I recently got — well, I’m not actually sure I can call it an advance reader copy since the book had already been published, but I recently got a review copy of Will Storr’s new book The Science of Storytelling.
It’s a really lovely book, first because of its insights into storytelling and second because of its insights into the human condition.
Structurally, it reminded me a lot of Chuck Wendig’s Damn Fine Story, which is one of my very favorite books on storytelling — though, as the title implies, Wendig uses a lot more swears. (I am fine with swears.)
Storr’s book, as his title implies, links story to science:
My hope is that what follows will be of interest to anyone curious about the science of the human condition, even if they have little practical interest in storytelling.

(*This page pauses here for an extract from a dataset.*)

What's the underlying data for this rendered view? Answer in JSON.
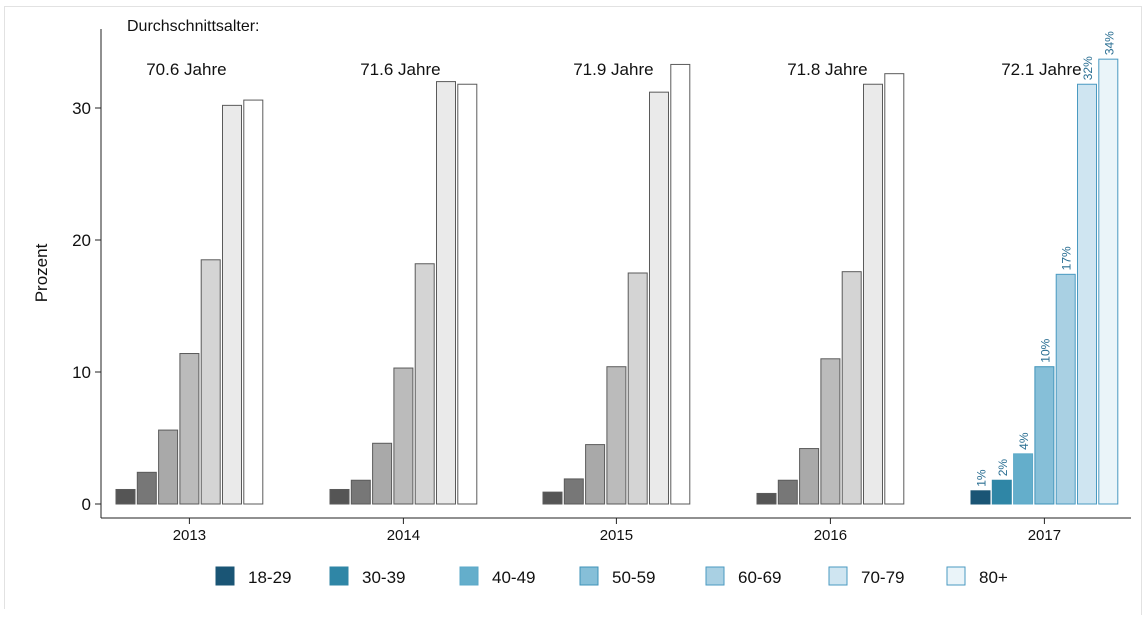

But it’s also for the storytellers. The challenge any of us faces is that of grabbing and keeping the attention of other people’s brains. I’m convinced we can all become better at what we do by finding out a bit about how they work.

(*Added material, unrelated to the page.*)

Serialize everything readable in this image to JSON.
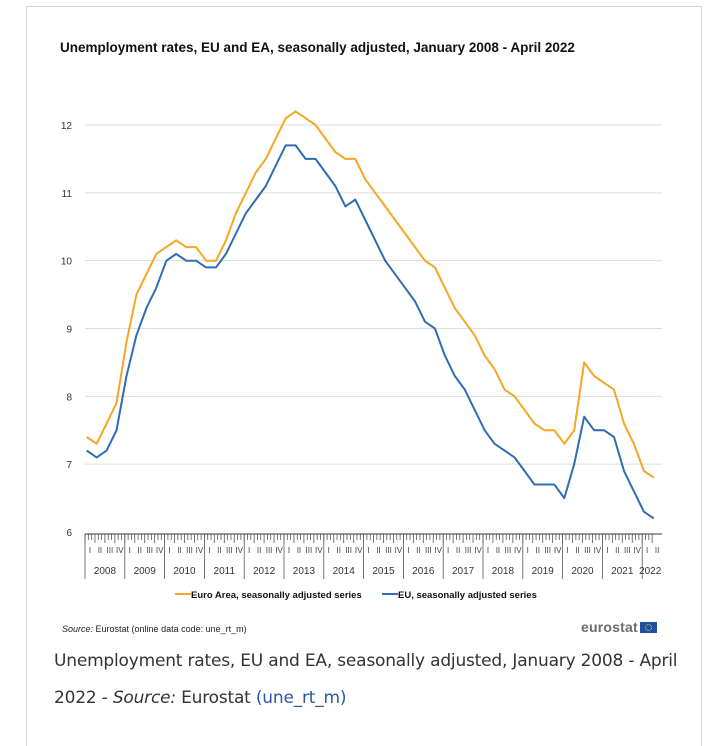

What does that mean? Well, for starters, human minds are wired for three things: patterns, change, and connection. A good story incorporates all three elements in a way that keeps us captivated until the very end. But Storr breaks storytelling down even further, bringing in everything from peripeteia to theory of mind to, by the end of the book, a step-by-step guide to creating a scientifically sound story — though Storr also notes that some of the best stories transcend anything that can be summed up in a step-by-step guide.
That said, if you want to know how to construct a story in a way that might command a reader’s attention, The Science of Storytelling will provide you with a framework.
And if you just want to know why human brains are attracted to stories, and why we transcribe our own lives into stories even if we aren’t writers ourselves, The Science of Storytelling will give you all the answers you need.